Томас откусил немного лосося и вытер губы, безразличный к еде, и она поняла, что и в этом он не изменился: через полчаса не сможет и вспомнить, что ел.
— Ты по-прежнему католичка? — спросил он, глядя на треугольный вырез ее блузки цвета слоновой кости. Это была своего рода униформа — блузы из похожей на шелк ткани, узкие юбки. В отделениях ее чемодана лежали по три единицы каждого предмета. — Ты не носишь креста.
— Перестала носить много лет назад, — сказала она, не добавив: «Когда мой муж, знавший его смысл, попросил меня снять его». Она подняла свой бокал и выпила, слишком поздно осознав, что вино оставит на зубах пятна. — Католик — всегда католик. Даже бывший.
— Значит, было столько грехов. — Он задумался, возможно вспомнив о католических грехах. — Ты сейчас верующая?
— Только в самолетах, — быстро ответила она, и он рассмеялся. Он попытался съесть еще немного.
— А я немного верующий, — робко признался он, поразив ее своим признанием. — Священник матери жил у меня несколько дней, когда Билли умерла, хотя я почти не замечал его присутствия. Они очень помогают в таких ситуациях, правда? Мы теперь часто играем с ним в теннис, иногда я хожу на службу. Думаю, чтобы не оскорбить его чувств.

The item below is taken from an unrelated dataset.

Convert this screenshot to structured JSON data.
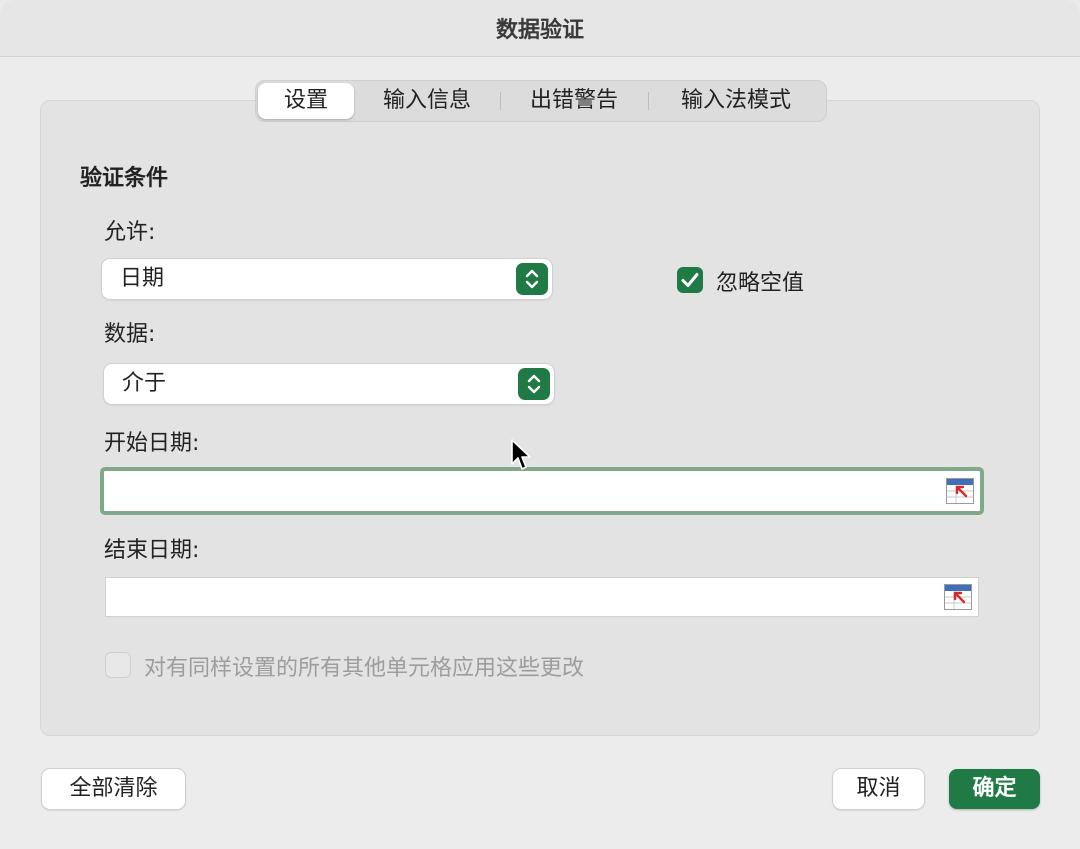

У нее перехватило дыхание и сдавило грудь. Это упоминание о личной трагедии прозвучало слишком преждевременно. Она снова слышала фразу: «Когда Билли умерла…»
Он продолжал:
— Кажется, я чувствую, что должен проявить какую-то благодарность. Хотя они, должно быть, знают, что в конечном счете это не помогает. В конечном счете, ничего не помогает. Разве что наркотики…
— Да.
Он наклонился к ней.
— С тобой такое случалось? Я думаю о том, что мы сделали, и не могу поверить, что были так жестоки.
Она не могла ему ответить. Он заплатил дороже, чем того заслуживал. А она? Чем она заплатила? У нее была любовь, и ее дети живы. Вопреки всему, она была вознаграждена. Какая в этом справедливость?
Линда положила вилку, не в состоянии даже притворяться, что ест. Она не была готова к подобному разговору и не могла продолжать, потому что не знала, сколько он способен вынести. Она решила не задавать никаких вопросов и вести себя в соответствии с поведением Томаса.
Массивные блюда заменили тарелками поменьше. Официант наполнил их бокалы.
— Письма все еще у тебя? — спросил он.
— Я их потеряла, — ответила она, почувствовав облегчение, оттого что разговор перешел на менее опасную тему. — Они высыпались из картонной коробки. Я смотрела из окна второго этажа дома, куда мы с мужем переезжали. Он нес эту коробку. У меня дыхание перехватило, когда он взял ее. Ему стало бы больно, если бы он увидел эти письма, хотя…
(«Хотя я много лет тебя не видела», — хотела она сказать.)
— Ни одному мужчине не понравилось бы узнать, что был кто-то другой, чьи письма хранят, — рассудительно произнес Томас.
— А потом, через несколько недель, когда я хотела найти их, писем уже не было. Нигде. Я пыталась спросить намеками, но он будто не понимал, о чем идет речь. Это осталось тайной. И по сегодняшний день я не знаю, что с ними случилось.